Anaconda Struggles to Swallow the Weight of its own Ambition

Rating: 2 out of 5.

Anaconda preview screening provided by Sony Pictures.

It’s been almost 30 years since Luis Llosa’s Anaconda (1997) hit cinemas, a film which I’ll remember for it having traumatised me as an unsupervised five year old who shouldn’t have had access to the remote after 10pm. Tom Gormican’s 2025 remake/reboot/spiritual successor pays homage to the Jennifer Lopez led cult classic while carving out its own little corner, one that is tonally all over the place, incredibly self-aware and yet had me giddy in moments.

In fact, Anaconda finds an odd equilibrium between comedy, action and horror as it uses its funny star duo of Jack Black and Paul Rudd to present itself as a comedy, while keeping you guessing at every turn through conventional jump scares that sometimes land while falling flat at other times. Gormican’s last film, The Unbearable Weight of Massive Talent (2022) took a similar approach but in the opposite sense by using an often serious actor in Nicolas Cage to play a fictional Nicolas Cage while building the comedy around him and his seriousness.
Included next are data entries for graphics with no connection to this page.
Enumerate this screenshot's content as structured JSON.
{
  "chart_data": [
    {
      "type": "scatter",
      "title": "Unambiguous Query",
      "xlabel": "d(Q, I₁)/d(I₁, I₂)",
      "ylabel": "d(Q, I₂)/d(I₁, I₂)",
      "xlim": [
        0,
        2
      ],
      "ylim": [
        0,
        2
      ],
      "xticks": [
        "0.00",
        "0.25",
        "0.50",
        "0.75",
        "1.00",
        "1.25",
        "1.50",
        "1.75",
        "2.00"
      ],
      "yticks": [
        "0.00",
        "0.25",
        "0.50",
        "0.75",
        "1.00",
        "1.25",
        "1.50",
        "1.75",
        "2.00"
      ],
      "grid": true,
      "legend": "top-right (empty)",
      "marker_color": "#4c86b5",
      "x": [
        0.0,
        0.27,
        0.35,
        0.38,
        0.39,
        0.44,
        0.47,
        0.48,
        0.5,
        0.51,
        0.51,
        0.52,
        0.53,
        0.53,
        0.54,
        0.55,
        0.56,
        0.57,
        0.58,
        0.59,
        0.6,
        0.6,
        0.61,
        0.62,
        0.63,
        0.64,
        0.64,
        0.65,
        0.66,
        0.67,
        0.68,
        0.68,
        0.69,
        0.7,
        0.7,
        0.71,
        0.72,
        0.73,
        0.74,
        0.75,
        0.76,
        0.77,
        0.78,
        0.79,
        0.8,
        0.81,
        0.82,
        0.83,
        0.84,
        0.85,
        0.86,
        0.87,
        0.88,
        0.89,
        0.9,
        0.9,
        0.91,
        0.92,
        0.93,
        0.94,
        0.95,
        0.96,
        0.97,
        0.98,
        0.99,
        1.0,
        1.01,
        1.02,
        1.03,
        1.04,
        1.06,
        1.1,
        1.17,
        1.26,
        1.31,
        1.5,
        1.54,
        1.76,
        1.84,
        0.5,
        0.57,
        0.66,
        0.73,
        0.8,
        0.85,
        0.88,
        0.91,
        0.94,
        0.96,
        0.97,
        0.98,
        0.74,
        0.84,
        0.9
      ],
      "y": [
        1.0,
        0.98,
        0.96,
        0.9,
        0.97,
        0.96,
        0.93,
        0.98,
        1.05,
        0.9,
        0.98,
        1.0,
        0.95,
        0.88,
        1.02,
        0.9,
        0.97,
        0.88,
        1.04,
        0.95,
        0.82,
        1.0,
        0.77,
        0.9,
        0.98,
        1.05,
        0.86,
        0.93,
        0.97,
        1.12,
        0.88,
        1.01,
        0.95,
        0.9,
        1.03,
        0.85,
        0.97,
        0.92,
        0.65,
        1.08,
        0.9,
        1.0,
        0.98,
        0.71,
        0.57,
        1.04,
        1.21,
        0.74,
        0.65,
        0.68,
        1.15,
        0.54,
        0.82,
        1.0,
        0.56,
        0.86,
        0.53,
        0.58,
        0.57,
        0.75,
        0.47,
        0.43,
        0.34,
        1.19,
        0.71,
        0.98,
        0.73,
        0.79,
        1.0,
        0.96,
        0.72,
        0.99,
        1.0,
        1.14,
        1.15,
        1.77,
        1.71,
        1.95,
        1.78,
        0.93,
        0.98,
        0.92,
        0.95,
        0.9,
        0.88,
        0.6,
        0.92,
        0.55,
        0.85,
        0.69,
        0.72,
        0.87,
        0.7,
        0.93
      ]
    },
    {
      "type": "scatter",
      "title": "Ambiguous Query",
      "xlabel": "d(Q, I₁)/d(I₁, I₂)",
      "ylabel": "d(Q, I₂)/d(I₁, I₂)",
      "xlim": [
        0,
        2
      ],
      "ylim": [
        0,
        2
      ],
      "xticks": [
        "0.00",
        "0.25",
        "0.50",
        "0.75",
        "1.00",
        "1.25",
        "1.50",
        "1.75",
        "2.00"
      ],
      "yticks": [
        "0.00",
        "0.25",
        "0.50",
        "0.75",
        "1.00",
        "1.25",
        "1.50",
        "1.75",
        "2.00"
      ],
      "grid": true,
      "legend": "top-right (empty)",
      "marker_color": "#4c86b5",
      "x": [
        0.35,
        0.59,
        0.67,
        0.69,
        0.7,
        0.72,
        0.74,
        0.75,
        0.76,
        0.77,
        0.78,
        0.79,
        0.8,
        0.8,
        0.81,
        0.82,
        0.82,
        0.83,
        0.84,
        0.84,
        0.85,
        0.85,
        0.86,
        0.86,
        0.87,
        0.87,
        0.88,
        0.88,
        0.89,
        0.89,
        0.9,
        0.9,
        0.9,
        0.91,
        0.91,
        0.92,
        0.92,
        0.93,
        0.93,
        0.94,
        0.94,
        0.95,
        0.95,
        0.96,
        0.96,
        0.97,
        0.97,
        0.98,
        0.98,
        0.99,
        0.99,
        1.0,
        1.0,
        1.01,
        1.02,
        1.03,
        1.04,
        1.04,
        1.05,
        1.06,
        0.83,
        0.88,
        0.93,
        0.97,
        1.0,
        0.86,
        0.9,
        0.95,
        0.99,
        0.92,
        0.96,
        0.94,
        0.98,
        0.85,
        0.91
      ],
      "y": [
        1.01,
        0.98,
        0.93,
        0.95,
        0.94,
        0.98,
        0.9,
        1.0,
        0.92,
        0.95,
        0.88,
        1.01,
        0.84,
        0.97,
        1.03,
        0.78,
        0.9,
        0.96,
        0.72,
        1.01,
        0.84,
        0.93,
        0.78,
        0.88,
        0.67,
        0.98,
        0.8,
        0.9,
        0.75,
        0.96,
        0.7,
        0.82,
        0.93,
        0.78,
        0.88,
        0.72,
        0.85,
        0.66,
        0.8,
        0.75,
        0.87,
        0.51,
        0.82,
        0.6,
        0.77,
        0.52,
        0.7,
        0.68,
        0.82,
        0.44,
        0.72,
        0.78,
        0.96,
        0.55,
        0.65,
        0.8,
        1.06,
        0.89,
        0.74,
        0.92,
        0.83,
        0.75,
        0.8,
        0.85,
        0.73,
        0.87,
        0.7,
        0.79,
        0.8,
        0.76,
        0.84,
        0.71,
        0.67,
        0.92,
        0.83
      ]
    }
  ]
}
Incredibly self-aware in its presentation of events, Gormican chooses to focus on a group of childhood friends who used to make short films together, and while they still concern themselves with filmmaking in their adult lives, they aren’t exactly doing what they love. For starters, Doug (Jack Black) shoots weddings, Ronald (Paul Rudd) is a struggling actor, Kenny (Steve Zahn) is a cinematographer who gets rowdy and drunk, and Claire (Thandiwe Newton) more or less is doing better than the rest of them. It’s not until Ronald acquires the rights to the Anaconda intellectual property that he begins to make everyone believe they’re sitting on success.

After some convincing (namely of Doug), the group decide to go and shoot a reboot of the 1997 classic in the Amazon where they become embroiled in a game of cat and mouse with a real anaconda as well as a wider subplot of illegal gold miners. If this sounds like the sort of silly Hollywood blockbuster that tends to cap off the year, well it is. But this silliness (mostly) works, namely because the central cast are all so damn charming and likeable that it’s hard not to have a cheeky grin when something totally irrelevant to the plot happens, like Kenny getting over his peeing-in-public fear to piss on a supposed spider bite that Doug has sustained. There’s plenty of similar brain-dead humor that might leave you scratching your head, but what more can you expect with Jack Black leading the pack?

Anaconda isn’t groundbreaking by any stretch of the word, and it often calls attention to the lack of creativity in Hollywood, poking fun at its own studio in the process. That said, Anaconda becomes the very film it seeks to mock, with dialogue for dialogue’s sake and references to real world people and events. The film will probably be swallowed up by audiences in the moment with chase sequences and explosions all around, but when all is said and done, it’ll just as quickly be regurgitated.

Anaconda opens nationally from Boxing Day.